By Lillian DeMarco and Kaytlyn Walter
Who Was Thomas Jefferson and How Was He Pragmatic?
- Jefferson often contradicted what he believed in. He supported the rule of the common man, and not the exclusive rule of the rich and well-born. Jefferson, however, was a man of great wealth, property, and status. This reveals itself as hypocritical at first, but proves to be pragmatic when considering people's natural tendency to listen to individuals of wealth. He wouldn't have much say or attention if he was just some unknown country farmer from some random town. He needed power and status to help him represent the common folk, and get his say.
- Jefferson interpreted the constitution word for word and believed that it should be strictly followed. His view was contradicted by his actions during a certain land purchase called the Louisiana Purchase. He felt that he was going through with this deal was the best way to save the Union, even if this went against his beliefs.
- Jefferson did in fact believe in the natural rights for all men, even slaves. Ironically, Jefferson owned about 2,000 slaves. He did not release them for fear of what the society may do to them or think of them.
Jefferson and the Louisiana Purchase
1. Jefferson was pragmatic when he placed the safety of the country before his belief in the strict interpretation of the constitution. When Jefferson decided to go through with the Louisiana Purchase, he literally said he felt that the whole act was somewhat unconstitutional. This point will be proven further by the examination of his intentions when the purchase took place. Jefferson wanted to obtain the land because he saw the French as a threat towards America's boarders. The country was weak, and he was under no illusion otherwise. To prevent the French from possibly taking over in later years, Jefferson sent in his men and sealed the deal.

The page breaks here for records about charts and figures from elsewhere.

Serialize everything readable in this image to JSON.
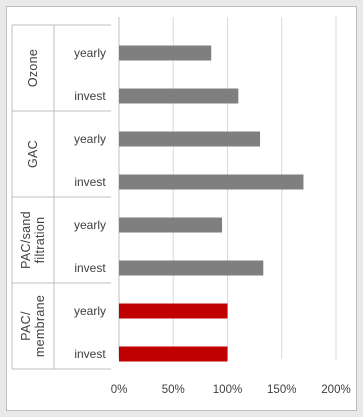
{
  "chart_data": {
    "type": "bar",
    "orientation": "horizontal",
    "groups": [
      {
        "name": "Ozone",
        "bars": [
          {
            "label": "yearly",
            "value": 85
          },
          {
            "label": "invest",
            "value": 110
          }
        ]
      },
      {
        "name": "GAC",
        "bars": [
          {
            "label": "yearly",
            "value": 130
          },
          {
            "label": "invest",
            "value": 170
          }
        ]
      },
      {
        "name": "PAC/sand filtration",
        "name_lines": [
          "PAC/sand",
          "filtration"
        ],
        "bars": [
          {
            "label": "yearly",
            "value": 95
          },
          {
            "label": "invest",
            "value": 133
          }
        ]
      },
      {
        "name": "PAC/ membrane",
        "name_lines": [
          "PAC/",
          "membrane"
        ],
        "bars": [
          {
            "label": "yearly",
            "value": 100
          },
          {
            "label": "invest",
            "value": 100
          }
        ]
      }
    ],
    "highlight_group": "PAC/ membrane",
    "xlim": [
      0,
      200
    ],
    "xticks": [
      0,
      50,
      100,
      150,
      200
    ],
    "xtick_labels": [
      "0%",
      "50%",
      "100%",
      "150%",
      "200%"
    ],
    "x_grid": true,
    "colors": {
      "default": "#7f7f7f",
      "highlight": "#c00000",
      "grid": "#d9d9d9",
      "axis": "#bfbfbf",
      "text": "#404040"
    }
  }
}
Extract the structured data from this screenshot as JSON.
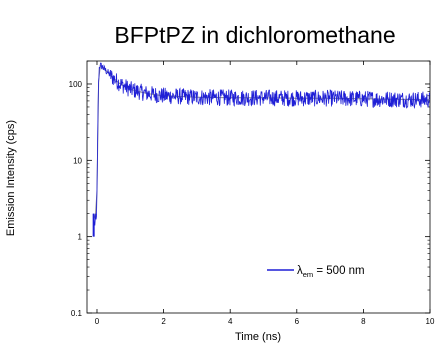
{
  "chart_data": {
    "type": "line",
    "title": "BFPtPZ in dichloromethane",
    "xlabel": "Time (ns)",
    "ylabel": "Emission Intensity (cps)",
    "xlim": [
      -0.3,
      10
    ],
    "ylim": [
      0.1,
      200
    ],
    "y_scale": "log",
    "x_ticks": [
      "0",
      "2",
      "4",
      "6",
      "8",
      "10"
    ],
    "y_ticks": [
      "0.1",
      "1",
      "10",
      "100"
    ],
    "grid": false,
    "legend_position": "bottom-right",
    "series": [
      {
        "name": "λem = 500 nm",
        "legend_main": "λ",
        "legend_sub": "em",
        "legend_rest": " = 500 nm",
        "color": "#1f1fd6",
        "x": [
          -0.1,
          -0.07,
          -0.04,
          -0.02,
          0.0,
          0.02,
          0.04,
          0.07,
          0.1,
          0.15,
          0.2,
          0.3,
          0.4,
          0.5,
          0.7,
          1.0,
          1.5,
          2.0,
          3.0,
          4.0,
          5.0,
          6.0,
          7.0,
          8.0,
          9.0,
          10.0
        ],
        "y": [
          2,
          1.3,
          2,
          1.5,
          4,
          20,
          90,
          170,
          175,
          170,
          160,
          145,
          130,
          118,
          100,
          85,
          75,
          70,
          67,
          66,
          66,
          65,
          65,
          64,
          63,
          62
        ]
      }
    ]
  }
}
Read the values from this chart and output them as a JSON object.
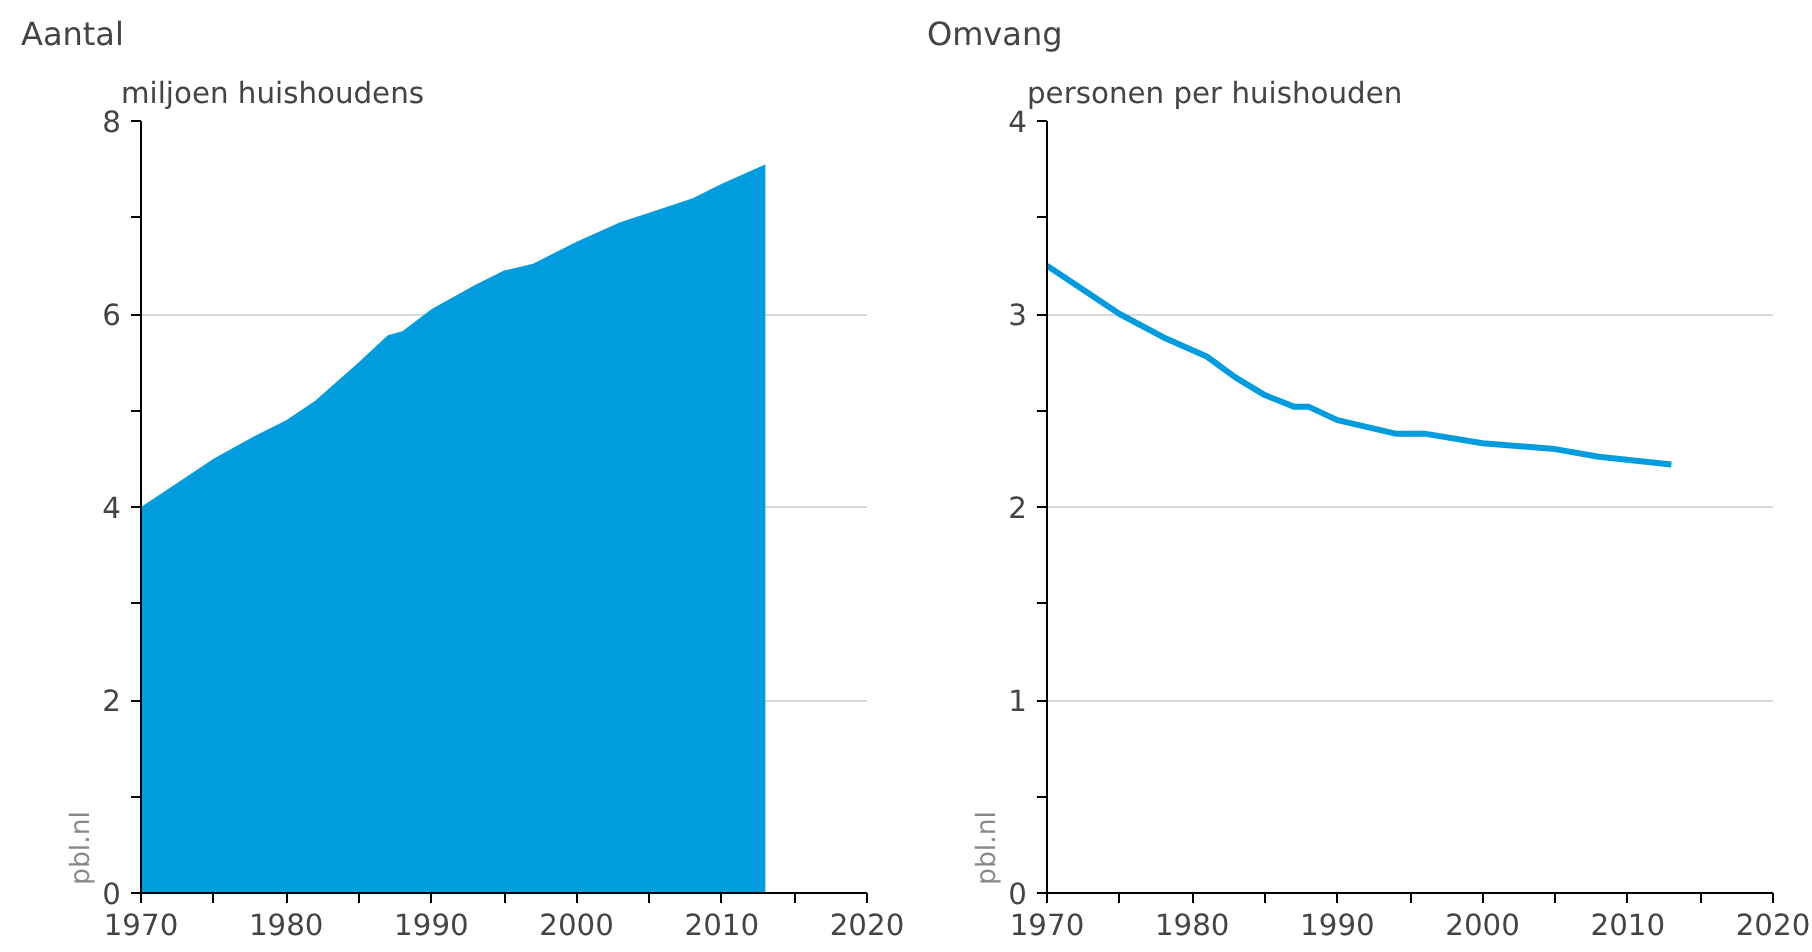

2. When Jefferson bought the land in the Louisiana purchase, he entered a peace treaty with France. Jefferson agreed with Washington on the topic of creating no permanent alliances with other countries. Again, however, Jefferson thought of only avoiding the destruction of the U.S. by the French and made the decision to break this rule, thus he is pragmatic.
When Jefferson became president, he recognized the country's debt. It was a huge, towering foe that was around since the revolutionary war. Jefferson decided to keep 3 main parts of Hamilton's plans for the sake of the people, even if he disagreed strongly. They were the National Bank, the founding of the debts at par, and assuming the Revolutionary war debts of the states.